Nathan presses harder, his stare intently locked on Mohinder's. "They're not working," hard truth. "We've outlawed their breeding," fact. "We've confined their movement," fact. "We police them," fact. "We track them," fact. "Their attacks continue," fact. "Their population is increasing exponentially," fact "Your numbers. Yesterday." Demand. Mohinder's throat is clenched closed, sweat beads at his brow, and Nathan moves from the corner of his desk to the chair, but Mohinder never notices. When Nathan picks up a file and slaps it down on the desk top, it jostles Mohinder from his trance.

"In Santa Cruz, a boy somehow sucked all the oxygen out of the air. Suffocated his entire middle school." The report from the Commonwealth Institute fans out before Mohinder, and Nathan's disapproving stare burns holes in his mind. Mohinder rises from his chair, moves over to the files, starts pawing through them.

"My God," Mohinder whispers, fingers trembling.

"These events are increasing. People are anticipating another Sylar," and at that Nathan leans forward again and levels a demanding look to Mohinder. "In your original assessment," lie; the mind constructs a narrative. "You posited a potential solution," lie; the mind constructs a narrative. "Extinction." Demand; the mind builds pathways. Mohinder blinks several times, looks up to Nathan and adjusts his glasses with a trembling hand.

"Yes," Mohinder begins, the fiction coming together from the fact, "but I never meant to suggest that— " Morality pushes his tone, but Nathan doesn't allow it to continue.

"They wouldn't be the first species to be exterminated for the preservation of another." Implanted; the mind treats the lie as fact. "Your words." Implanted; the mind constructs facts around a newly proposed reality. Mohinder scrubs one hand over his mouth, steps away from the desk, breathes deeply and exhales a rough sigh.

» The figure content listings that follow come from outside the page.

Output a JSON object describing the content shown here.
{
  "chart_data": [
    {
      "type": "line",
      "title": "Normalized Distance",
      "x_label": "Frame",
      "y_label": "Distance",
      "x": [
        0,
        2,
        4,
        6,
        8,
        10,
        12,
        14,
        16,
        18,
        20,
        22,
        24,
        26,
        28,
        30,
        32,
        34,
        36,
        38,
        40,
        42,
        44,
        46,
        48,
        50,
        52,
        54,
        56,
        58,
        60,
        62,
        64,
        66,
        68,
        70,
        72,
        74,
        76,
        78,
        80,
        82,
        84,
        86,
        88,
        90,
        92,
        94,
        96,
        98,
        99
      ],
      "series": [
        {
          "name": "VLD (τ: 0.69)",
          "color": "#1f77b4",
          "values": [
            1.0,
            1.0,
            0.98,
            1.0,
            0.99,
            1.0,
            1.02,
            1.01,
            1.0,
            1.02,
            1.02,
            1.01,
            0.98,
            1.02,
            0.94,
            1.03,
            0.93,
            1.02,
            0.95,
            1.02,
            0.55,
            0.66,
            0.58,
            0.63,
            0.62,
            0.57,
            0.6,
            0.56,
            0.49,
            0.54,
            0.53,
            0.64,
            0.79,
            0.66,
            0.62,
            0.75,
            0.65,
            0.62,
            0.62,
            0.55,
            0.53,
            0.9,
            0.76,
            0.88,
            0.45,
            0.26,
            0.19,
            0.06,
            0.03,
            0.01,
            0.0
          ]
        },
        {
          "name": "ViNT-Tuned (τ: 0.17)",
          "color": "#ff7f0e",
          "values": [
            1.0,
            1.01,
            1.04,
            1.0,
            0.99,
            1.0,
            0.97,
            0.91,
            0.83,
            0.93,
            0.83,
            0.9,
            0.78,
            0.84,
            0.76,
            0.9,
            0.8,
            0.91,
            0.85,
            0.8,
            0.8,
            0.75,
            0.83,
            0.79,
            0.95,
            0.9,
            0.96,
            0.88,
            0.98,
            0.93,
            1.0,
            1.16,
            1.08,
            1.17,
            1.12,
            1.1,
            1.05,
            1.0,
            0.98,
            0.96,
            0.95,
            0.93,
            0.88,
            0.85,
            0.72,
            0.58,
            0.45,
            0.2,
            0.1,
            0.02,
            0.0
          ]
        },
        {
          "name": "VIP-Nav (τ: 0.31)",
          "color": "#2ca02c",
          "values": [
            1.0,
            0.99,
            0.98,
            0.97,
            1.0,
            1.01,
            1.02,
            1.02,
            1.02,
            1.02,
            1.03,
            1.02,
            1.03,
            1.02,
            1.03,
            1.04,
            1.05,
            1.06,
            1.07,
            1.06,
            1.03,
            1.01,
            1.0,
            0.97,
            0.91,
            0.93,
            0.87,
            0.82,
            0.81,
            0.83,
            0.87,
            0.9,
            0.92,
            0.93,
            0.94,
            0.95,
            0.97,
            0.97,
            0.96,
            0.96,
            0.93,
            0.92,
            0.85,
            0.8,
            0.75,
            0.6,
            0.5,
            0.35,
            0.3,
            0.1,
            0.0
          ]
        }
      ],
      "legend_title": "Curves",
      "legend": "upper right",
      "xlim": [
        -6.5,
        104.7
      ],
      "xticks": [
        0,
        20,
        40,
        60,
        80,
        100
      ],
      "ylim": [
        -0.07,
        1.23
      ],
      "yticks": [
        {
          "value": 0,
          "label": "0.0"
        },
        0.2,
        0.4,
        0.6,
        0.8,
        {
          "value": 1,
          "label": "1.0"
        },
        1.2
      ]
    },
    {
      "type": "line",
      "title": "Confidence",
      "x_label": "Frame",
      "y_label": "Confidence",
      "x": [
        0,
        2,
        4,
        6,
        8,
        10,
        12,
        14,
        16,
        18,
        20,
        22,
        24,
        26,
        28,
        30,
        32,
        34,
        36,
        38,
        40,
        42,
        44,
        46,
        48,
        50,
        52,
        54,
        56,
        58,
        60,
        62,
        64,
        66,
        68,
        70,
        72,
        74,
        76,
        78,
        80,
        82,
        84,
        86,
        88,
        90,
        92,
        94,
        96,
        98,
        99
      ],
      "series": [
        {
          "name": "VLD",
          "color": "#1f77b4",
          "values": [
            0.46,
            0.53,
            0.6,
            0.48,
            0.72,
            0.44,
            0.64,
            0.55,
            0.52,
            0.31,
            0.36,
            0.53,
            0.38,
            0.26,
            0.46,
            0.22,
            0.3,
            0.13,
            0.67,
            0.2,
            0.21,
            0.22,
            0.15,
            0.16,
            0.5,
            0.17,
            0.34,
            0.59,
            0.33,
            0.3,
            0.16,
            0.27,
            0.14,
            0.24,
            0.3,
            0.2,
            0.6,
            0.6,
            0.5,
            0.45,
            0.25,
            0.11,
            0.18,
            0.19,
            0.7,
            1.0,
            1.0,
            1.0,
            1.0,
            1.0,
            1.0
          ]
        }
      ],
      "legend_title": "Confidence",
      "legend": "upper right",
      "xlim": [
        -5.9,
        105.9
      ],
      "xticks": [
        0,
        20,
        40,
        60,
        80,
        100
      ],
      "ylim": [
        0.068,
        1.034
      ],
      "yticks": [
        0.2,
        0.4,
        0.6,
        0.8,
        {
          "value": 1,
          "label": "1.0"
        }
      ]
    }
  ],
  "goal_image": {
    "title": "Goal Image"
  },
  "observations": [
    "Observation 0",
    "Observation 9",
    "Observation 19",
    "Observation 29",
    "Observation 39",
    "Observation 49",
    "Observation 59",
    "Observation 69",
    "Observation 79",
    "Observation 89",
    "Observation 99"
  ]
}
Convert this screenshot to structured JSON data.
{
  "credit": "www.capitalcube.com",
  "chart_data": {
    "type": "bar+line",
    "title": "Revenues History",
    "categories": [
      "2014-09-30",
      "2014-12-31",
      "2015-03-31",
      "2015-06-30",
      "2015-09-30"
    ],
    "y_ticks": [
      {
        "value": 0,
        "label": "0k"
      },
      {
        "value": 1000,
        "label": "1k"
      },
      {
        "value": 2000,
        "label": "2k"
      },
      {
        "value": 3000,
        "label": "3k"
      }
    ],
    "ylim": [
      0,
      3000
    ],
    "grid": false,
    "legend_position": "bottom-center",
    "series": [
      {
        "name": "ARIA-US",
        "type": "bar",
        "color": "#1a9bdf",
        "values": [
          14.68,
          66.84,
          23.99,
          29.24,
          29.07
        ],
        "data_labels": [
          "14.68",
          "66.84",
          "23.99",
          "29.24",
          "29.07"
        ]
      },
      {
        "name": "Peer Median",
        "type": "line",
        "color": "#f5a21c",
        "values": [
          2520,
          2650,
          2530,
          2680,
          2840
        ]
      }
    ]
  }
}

"I was talking about the natural order of things." Mohinder wheels around, the lie is too big. He can't reconcile it with his sense of self. "What you're talking about is genocide." Revulsion twists Mohinder's stomach, and Nathan locks eyes with the professor again. Mohinder's head swims.

"Self-defense," Nathan states flatly. "And I'm not suggesting it lightly." He is not. The gravity of those words daze Mohinder, and Nathan rises to stand by the windows again, hands folded behind his back. Mohinder blinks again, once the gaze is broken, and looks up to the President. The mind fills in the gaps. "We've just run out of options," Nathan eases back, making the lie seem reasonable. "You haven't slept in five years, Mohinder." The lie builds itself, coils around the back of Mohinder's mind. He hasn't felt this tired in his entire life. //It's true, it has to be. "We need to put an end to this." The finality of that statement is what finally breaks him, cracks his resolve and sends a good man spiraling down a dark path.

"You're one of them, Nathan." Mohinder's assessment elicits a raise of one brow from Nathan, a secret shared between friends he wasn't truly purview to. "Am I supposed to march you off to the gas chambers as well?" He still fights, and Nathan turns, realizing there's more behind Mohinder's convictions than self-preservation and moralistic ideals.

"I'm thankful for the secrets you've kept," Nathan assures with a painted smile. "But let's be honest. I can fly." He smiles again, the cat that got the canary. "I'm hardly dangerous." With that reassurance, Nathan circles around his desk and approaches Mohinder, leveling his eyes on the professor's in an intense stare again. "I value your opinion as a scientist and a friend," he appeals to Mohinder's kinder nature. "But if I gave you five years, ten years, twenty more years, be honest with me," he rests a hand on Mohinder's shoulder, and the professor is lost in Nathan's hypnotic stare. "Could you reverse it?" No echoes in Mohinder's mind.

"No," Mohinder parrots the voice in his head back. "Probably not," and the resolve crumbles. Satisfied, Nathan gives that shoulder one gentle squeeze, and he begins to lay the groundwork, the gas manes for the lights to come.

"Then we need to start thinking about Plan B."